CIA operatives will also use friendship and fear – and enlist family members – to recruit double agents, even though it’s a risky business. To lure “Yuri” away from Tajikistan and his KGB comrades, Bob arranges an all-expenses-paid trip to the US. At Clemson University in South Carolina, which his daughters would like to attend, Yuri watches a football game in the president’s box. In the one-story stucco house in Venice, California, owned by Baer’s mom (who knows nothing about his background), Yuri relaxes and talks about current events. And, in Langley, Virginia, he meets an agency analyst who describes, in graphic detail, how Tajik narcotics smugglers torture KGB officers by cutting off the tips of their fingers and allowing them to bleed to death.
A few months later, it turns out, the analyst Aldrich Ames is arrested for spying for Russia. Yuri calls Bob. He will lose his job – and might be killed. Bob wants to climb into a hole, he tells us, and pull the dirt on top of him. The CIA knew about Ames, “suspected he’d burn Yuri,” but did nothing to wave off the meeting Baer had arranged.

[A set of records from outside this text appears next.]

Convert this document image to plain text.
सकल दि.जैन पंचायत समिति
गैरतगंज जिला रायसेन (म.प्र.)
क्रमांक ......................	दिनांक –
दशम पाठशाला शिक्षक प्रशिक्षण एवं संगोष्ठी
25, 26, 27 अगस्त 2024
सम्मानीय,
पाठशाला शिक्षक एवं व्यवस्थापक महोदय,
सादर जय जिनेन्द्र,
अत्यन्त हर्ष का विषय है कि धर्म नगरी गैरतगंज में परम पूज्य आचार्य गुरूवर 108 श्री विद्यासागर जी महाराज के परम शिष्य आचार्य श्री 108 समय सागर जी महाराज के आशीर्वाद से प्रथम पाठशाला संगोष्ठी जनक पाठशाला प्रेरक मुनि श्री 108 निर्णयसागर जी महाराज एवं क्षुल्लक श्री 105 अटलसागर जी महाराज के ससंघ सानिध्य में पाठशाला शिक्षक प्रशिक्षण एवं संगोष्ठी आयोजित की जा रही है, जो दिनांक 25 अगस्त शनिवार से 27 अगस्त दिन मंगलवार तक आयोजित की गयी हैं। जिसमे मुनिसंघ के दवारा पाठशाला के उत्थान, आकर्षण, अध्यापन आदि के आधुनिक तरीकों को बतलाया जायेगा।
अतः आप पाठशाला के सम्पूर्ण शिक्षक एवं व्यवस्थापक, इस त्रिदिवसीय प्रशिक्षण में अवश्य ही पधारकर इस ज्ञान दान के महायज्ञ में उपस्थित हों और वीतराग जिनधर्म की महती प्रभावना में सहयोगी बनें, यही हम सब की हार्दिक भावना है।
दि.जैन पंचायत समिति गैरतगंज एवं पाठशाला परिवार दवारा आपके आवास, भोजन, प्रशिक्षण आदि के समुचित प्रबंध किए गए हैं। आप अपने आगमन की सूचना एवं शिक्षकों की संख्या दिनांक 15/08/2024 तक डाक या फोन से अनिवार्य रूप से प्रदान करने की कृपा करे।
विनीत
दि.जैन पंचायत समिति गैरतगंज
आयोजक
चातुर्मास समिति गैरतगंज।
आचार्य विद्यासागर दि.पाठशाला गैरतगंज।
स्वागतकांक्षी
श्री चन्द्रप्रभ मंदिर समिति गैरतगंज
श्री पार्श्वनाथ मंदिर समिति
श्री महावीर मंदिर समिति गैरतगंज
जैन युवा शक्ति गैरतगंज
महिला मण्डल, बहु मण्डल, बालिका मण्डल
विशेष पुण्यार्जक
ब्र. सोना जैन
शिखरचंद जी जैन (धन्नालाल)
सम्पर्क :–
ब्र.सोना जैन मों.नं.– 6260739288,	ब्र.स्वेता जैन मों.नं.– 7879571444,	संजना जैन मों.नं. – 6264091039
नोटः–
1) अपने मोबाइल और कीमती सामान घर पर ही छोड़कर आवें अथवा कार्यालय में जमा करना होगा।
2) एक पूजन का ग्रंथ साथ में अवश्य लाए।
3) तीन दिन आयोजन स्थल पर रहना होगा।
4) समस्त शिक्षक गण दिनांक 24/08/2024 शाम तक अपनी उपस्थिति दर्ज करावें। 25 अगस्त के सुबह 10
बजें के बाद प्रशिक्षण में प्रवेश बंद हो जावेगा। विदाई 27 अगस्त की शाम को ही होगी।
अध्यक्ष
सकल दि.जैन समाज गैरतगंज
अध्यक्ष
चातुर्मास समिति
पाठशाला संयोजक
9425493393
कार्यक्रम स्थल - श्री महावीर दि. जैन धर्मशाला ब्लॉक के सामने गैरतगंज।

In The Company We Keep, spies are always on the move, changing their names, looking over their shoulders.
Since cars and cellphones are their Achilles’ heel, they often drive around to make sure they aren’t followed, take different routes each day to the same destination and change license plates.
Much of the time, it’s all for naught.
“Nothing I did in my years at the CIA added or subtracted from the mess out there,” Dayna concludes.

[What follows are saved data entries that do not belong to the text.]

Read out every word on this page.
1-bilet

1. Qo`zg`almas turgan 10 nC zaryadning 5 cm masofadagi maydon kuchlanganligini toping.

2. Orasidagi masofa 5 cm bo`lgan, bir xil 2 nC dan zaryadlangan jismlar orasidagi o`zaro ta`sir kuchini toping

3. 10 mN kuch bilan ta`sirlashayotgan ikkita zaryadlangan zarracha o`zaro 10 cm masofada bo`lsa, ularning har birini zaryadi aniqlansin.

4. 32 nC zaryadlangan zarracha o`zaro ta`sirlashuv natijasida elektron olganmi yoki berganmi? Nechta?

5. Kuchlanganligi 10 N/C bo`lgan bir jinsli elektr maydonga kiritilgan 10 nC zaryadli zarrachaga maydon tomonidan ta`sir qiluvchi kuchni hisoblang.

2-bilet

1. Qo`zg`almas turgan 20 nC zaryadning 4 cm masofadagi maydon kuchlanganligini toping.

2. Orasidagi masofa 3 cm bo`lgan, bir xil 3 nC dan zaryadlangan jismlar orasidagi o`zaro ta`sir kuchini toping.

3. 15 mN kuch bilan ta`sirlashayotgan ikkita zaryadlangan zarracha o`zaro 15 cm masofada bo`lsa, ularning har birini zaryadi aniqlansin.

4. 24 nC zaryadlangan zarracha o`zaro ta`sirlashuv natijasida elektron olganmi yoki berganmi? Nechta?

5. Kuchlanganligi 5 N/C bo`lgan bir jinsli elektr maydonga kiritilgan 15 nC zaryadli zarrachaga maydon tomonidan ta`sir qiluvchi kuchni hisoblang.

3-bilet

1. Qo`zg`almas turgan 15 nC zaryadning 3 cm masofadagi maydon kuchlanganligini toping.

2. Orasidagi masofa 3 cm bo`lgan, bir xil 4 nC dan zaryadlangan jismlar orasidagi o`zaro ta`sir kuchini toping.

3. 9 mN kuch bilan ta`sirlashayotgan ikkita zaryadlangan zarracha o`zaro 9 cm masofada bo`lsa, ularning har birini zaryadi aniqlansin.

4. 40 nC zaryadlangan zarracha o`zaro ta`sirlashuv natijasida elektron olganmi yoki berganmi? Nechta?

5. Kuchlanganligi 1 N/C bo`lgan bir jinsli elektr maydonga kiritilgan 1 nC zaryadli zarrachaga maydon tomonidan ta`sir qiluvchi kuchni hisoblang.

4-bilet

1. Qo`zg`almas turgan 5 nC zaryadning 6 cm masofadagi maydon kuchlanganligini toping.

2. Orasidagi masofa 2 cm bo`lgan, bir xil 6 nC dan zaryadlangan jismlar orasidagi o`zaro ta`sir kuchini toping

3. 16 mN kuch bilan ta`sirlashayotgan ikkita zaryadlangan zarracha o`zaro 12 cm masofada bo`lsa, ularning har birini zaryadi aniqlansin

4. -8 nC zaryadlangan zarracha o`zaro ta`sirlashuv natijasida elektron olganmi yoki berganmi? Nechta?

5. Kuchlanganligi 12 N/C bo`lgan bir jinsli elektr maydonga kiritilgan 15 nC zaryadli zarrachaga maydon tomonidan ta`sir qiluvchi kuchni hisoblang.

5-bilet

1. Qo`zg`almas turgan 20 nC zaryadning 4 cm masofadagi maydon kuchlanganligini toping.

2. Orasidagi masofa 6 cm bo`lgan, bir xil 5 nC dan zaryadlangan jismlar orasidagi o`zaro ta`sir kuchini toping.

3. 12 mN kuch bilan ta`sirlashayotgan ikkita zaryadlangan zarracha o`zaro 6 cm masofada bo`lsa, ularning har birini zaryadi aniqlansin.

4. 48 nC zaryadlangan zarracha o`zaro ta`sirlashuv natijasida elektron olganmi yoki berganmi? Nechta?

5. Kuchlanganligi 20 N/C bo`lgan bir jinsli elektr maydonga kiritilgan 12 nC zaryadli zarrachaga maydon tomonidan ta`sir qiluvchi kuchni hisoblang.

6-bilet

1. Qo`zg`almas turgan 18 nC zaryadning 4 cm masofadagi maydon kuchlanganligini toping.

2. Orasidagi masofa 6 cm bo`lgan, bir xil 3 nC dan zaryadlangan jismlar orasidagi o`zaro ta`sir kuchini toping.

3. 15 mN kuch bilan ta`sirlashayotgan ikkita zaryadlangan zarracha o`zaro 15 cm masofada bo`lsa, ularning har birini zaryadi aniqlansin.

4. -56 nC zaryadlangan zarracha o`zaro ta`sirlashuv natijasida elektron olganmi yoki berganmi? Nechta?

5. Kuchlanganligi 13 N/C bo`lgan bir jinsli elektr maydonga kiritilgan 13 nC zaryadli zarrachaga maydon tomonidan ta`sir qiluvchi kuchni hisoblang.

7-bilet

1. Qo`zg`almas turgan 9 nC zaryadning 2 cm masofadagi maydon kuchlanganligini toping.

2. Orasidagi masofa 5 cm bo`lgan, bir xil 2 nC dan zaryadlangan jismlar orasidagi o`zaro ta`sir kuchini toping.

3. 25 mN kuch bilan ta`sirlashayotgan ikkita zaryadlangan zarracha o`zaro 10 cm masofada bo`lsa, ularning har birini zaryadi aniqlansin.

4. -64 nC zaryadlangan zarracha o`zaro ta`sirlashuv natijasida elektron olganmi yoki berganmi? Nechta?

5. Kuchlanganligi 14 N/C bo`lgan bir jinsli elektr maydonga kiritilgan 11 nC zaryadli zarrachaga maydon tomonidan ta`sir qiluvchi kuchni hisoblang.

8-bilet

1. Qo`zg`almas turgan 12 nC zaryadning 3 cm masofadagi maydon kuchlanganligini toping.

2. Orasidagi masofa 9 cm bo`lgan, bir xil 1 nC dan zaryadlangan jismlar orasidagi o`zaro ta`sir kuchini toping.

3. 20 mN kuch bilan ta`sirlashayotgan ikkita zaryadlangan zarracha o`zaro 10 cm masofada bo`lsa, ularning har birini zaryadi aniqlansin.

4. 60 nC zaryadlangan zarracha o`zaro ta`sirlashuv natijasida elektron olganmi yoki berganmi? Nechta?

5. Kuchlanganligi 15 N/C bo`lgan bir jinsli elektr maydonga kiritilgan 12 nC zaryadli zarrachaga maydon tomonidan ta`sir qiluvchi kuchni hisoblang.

At a little restaurant in the mountains above Beirut, for example, Sheikh Hamad bin Jassem bin Hamad al-Thani, who is on the run for planning a coup to overthrow the emir of Qatar, tells Bob that Qatar’s minister of religious affairs protected Khalid Sheikh Muhammad, the al- Qaida field commander, from arrest long before September 11, 2001. When Thani claims that he has transcripts of phone calls between the two, Baer follows him to Damascus. As he has suspected, Thani is lying.

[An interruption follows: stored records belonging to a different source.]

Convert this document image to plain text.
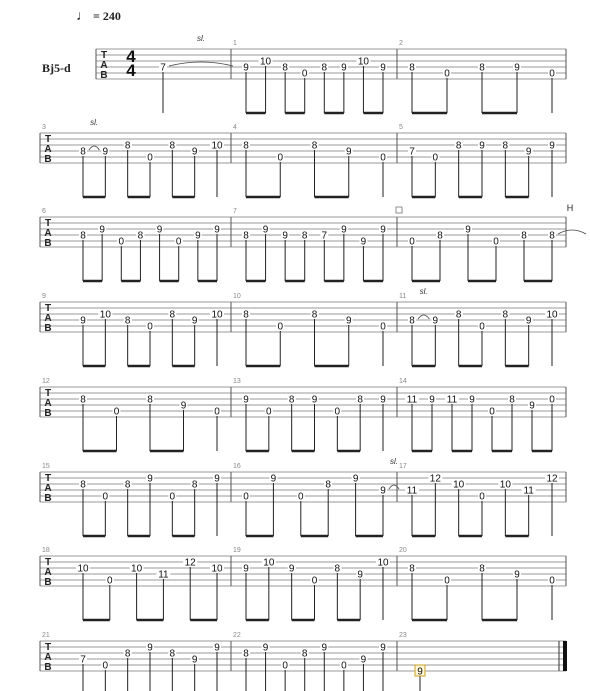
♩ = 240
Bj5-d
T
A
B
4
4 7
sl.
1
9
10
8
0
8 9
10
9
2
8
0
8	9
0
T
A
B
3
8 9
8
0
8
9
10
sl.
4
8
0
8
9
0
5
7
0
8 9 8
9
9
T
A
B
6
8
9
0
8
9
0
9
9
7
8
9
9 8 7
9
9
9
0
8
9
0
8 8
H
T
A
B
9
9
10
8
0
8
9
10
10
8
0
8
9
0
11
8 9
8
0
8
9
10
sl.
T
A
B
12
8
0
8
9
0
13
9
0
8 9
0
8 9
14
11 9 11 9
0
8
9
0
T
A
B
15
8
0
8
9
0
8
9
16
0
9
0
8
9
9
sl.
17
11
12
10
0
10
11
12
T
A
B
18
10
0
10
11
12
10
19
9
10
9
0
8
9
10
20
8
0
8
9
0
T
A
B
21
7
0
8
9
8
9
9
22
8
9
0
8
9
0
9
9
23
9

The Baers, who have adopted a baby in Pakistan and settled into a “hundred-yearold Berkeley brown-shingle Craftsman house” in California, clearly prefer life outside the CIA. Never again, Dayna promises, will she allow a mess to brew at home because she’s trying to make sense of a mess halfway around the world.
Where, one wonders, does this leave the CIA and other intelligence agencies? Would Bob claim, as his wife did, that his work at the CIA neither “added nor subtracted from the mess out there”? And if he does, why then, does he now fend off boredom with back-country skiing, iceclimbing and “still a little bit of international intrigue”?
The writer is the Thomas and Dorothy Litwin Professor of American Studies at Cornell University.